The collaboration comes as existing reproductive care access is in jeopardy across South Carolina. In June, the U.S. Supreme Court ruled against allowing South Carolina Planned Parenthood clinics to accept patients insured under Medicaid. The ruling took effect on Sept. 29.
Even without the restrictions, South Carolina women still have limited options for reproductive healthcare. In 15 of South Carolina’s 46 counties, patients have to cross county lines to see an OB/GYN. Kapp hopes the partnership will help to remedy that lack of access in rural areas.
“There are lots of clinics, practices that have gone out of business or relocated in the last few years,” she said. “So we think that this is really an answer to try to make sure that health services are attainable easily for women that are in rural areas away from clinics.”
Proposed abortion restrictions in the state legislature could also jeopardize contraceptive access.
Senate Bill 323, also known as the Unborn Child Protection Act, would ban abortion without exceptions for rape, incest or fetal anomaly. It also prohibits the prescription, manufacture and possession of abortion medications, and makes helping someone obtain an abortion a felony punishable by up to 30 years in prison. The Senate Medical Affairs Committee held public hearings about the bill on Oct. 1 — hundreds rallied outside and inside the Statehouse to oppose the bill.

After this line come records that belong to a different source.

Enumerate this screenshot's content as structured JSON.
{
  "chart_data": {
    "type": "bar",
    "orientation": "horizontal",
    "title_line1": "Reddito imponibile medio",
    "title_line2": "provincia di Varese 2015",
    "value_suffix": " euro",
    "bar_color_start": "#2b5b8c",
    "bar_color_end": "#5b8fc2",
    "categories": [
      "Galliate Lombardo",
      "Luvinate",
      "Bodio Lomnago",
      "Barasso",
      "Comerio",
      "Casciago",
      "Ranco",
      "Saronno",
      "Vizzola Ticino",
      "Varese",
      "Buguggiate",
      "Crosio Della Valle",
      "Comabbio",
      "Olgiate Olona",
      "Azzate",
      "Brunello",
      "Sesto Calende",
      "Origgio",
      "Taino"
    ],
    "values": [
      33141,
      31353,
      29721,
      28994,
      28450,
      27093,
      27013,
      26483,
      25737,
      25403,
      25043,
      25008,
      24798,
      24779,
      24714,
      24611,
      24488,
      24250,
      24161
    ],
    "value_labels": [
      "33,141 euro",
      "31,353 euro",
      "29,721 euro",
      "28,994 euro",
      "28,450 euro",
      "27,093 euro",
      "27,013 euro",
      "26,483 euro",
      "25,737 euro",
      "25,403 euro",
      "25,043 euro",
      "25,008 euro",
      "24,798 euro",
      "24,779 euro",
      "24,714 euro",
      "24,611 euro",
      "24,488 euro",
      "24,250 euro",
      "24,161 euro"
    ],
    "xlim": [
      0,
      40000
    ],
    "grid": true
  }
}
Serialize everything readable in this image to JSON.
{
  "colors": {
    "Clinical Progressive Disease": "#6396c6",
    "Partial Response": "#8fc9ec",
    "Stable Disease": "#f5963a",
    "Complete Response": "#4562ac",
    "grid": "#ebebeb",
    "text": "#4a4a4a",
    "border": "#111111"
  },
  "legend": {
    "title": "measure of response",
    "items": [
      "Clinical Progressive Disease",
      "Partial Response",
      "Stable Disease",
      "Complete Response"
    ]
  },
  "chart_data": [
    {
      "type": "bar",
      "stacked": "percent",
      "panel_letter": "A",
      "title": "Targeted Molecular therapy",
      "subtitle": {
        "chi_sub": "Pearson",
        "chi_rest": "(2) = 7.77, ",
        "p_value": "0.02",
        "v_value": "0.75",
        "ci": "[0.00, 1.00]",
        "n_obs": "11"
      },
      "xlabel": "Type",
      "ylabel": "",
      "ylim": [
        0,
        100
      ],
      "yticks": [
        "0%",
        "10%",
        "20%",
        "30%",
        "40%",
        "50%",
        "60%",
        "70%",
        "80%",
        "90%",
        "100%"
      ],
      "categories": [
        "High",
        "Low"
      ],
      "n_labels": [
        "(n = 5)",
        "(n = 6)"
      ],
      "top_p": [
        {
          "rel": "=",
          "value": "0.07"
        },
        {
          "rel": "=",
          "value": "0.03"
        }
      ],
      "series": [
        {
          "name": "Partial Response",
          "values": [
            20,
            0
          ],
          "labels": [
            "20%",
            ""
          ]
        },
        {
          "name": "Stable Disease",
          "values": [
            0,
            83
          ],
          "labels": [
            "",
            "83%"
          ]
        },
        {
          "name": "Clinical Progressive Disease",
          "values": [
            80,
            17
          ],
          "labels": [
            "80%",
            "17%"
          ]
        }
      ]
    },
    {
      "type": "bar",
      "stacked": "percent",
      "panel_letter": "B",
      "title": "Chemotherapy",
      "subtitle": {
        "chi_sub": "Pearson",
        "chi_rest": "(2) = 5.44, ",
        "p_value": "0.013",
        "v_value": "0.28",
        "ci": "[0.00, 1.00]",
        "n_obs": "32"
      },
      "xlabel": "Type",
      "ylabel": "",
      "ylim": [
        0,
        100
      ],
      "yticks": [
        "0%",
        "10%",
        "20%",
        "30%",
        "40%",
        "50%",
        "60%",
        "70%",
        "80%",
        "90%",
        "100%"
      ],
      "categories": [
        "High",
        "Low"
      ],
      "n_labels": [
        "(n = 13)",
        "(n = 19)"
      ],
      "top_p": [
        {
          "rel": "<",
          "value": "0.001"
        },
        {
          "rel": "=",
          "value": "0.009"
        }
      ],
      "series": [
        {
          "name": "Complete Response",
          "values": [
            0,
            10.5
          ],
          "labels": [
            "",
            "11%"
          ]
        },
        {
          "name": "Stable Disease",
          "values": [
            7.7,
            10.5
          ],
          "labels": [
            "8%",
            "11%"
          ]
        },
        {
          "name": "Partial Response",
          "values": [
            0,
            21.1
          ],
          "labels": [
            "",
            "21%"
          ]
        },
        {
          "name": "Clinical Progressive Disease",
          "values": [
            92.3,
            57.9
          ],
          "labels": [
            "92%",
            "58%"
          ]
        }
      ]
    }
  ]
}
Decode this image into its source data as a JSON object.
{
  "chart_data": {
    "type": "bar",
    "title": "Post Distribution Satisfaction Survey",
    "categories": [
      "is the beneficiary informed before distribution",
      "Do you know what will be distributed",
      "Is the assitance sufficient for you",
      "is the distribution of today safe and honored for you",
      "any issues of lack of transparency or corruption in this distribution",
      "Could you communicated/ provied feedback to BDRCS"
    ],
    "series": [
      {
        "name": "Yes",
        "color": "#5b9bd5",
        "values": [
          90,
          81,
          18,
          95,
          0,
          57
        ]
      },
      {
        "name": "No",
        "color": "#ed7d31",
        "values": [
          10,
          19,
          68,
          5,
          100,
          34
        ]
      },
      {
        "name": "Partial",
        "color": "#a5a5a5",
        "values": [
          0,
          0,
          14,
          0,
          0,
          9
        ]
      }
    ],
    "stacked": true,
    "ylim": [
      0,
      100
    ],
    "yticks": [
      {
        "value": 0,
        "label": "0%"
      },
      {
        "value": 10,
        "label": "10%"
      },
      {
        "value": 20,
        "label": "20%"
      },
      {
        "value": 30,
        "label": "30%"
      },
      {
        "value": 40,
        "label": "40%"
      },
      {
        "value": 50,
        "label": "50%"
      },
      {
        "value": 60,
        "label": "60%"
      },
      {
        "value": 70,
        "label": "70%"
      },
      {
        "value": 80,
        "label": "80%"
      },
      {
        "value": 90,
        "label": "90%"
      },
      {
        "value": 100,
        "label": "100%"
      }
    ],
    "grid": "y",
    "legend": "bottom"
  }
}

What stands out the most for Kapp, though, is the bill’s new definition of what contraception is. While it doesn’t explicitly restrict contraceptives, it defines them as “any drug, device, or chemical that prevents conception,” removing protections for contraceptives that prevent ovulation and implantation, like IUDs. Reproductive rights advocates worry the bill could open the door for future restrictions on contraceptive access.